The October accident was caused by the failure of a cotton restraint, Marine officials said following the incident. The device, which holds the parachute in its bag during such drops, failed to break, preventing the parachute from deploying.

Limited parachute training involving personnel was resumed in December.

“The U.S. military is convinced that the new safety measures will prevent cargo from falling into civilian areas,” Riggle said. “It is imperative that the U.S. military, under the Japan-U.S. Security Treaty in defense of both Japan and the United States, conduct the training in order to maintain operational readiness.”

Ie Shima Mayor Seitoku Shimabukuro Thursday accepted the resumption of the cargo drop training at the auxiliary airfield in his village.

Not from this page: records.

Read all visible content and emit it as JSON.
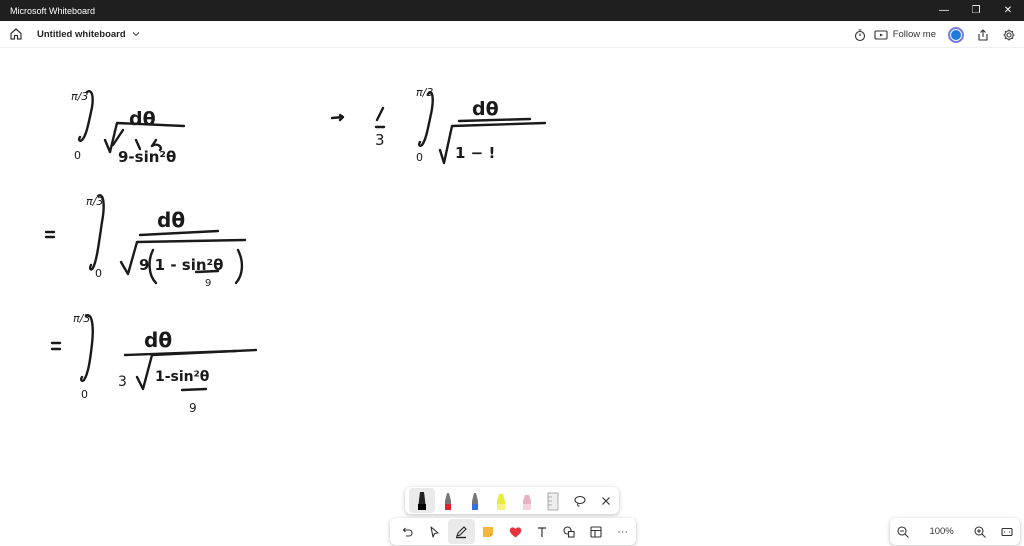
{
  "window": {
    "app_title": "Microsoft Whiteboard",
    "minimize": "—",
    "restore": "❐",
    "close": "✕"
  },
  "header": {
    "board_title": "Untitled whiteboard",
    "follow_me_label": "Follow me",
    "icons": [
      "home-icon",
      "chevron-down-icon",
      "timer-icon",
      "present-icon",
      "avatar",
      "share-icon",
      "gear-icon"
    ]
  },
  "ink": {
    "top_limit": "π/3",
    "bottom_limit": "0",
    "numerator": "dθ",
    "arrow": "→",
    "one": "1",
    "three": "3",
    "equals": "="
  },
  "pen_tray": {
    "items": [
      "black-pen",
      "red-pen",
      "blue-pen",
      "yellow-highlighter",
      "pink-highlighter",
      "ruler",
      "lasso-icon",
      "close-icon"
    ]
  },
  "toolbar": {
    "items": [
      "undo-icon",
      "select-icon",
      "pen-icon",
      "sticky-note-icon",
      "reaction-icon",
      "text-icon",
      "shapes-icon",
      "templates-icon",
      "more-icon"
    ],
    "more": "···"
  },
  "zoom": {
    "level": "100%"
  },
  "colors": {
    "titlebar": "#1f1f1f",
    "accent": "#1e7bdc",
    "ink": "#1a1a1a"
  }
}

“I am relieved to learn that the drop target had been moved further away from civilian areas,” he said. “The new safety measures presented by the Marine Corps give me assurance, to a certain degree, that the training would be held safely from now on, and that no similar incident would occur as long as the measures are properly implemented.”

However, he was mindful of the human element in such accidents.

“Those who carry out these measures into action are individual servicemembers who participate in the training,” he said. “I ask each one of them to be mindful of safety at all times.”

— Chiyomi Sumida contributed to this report.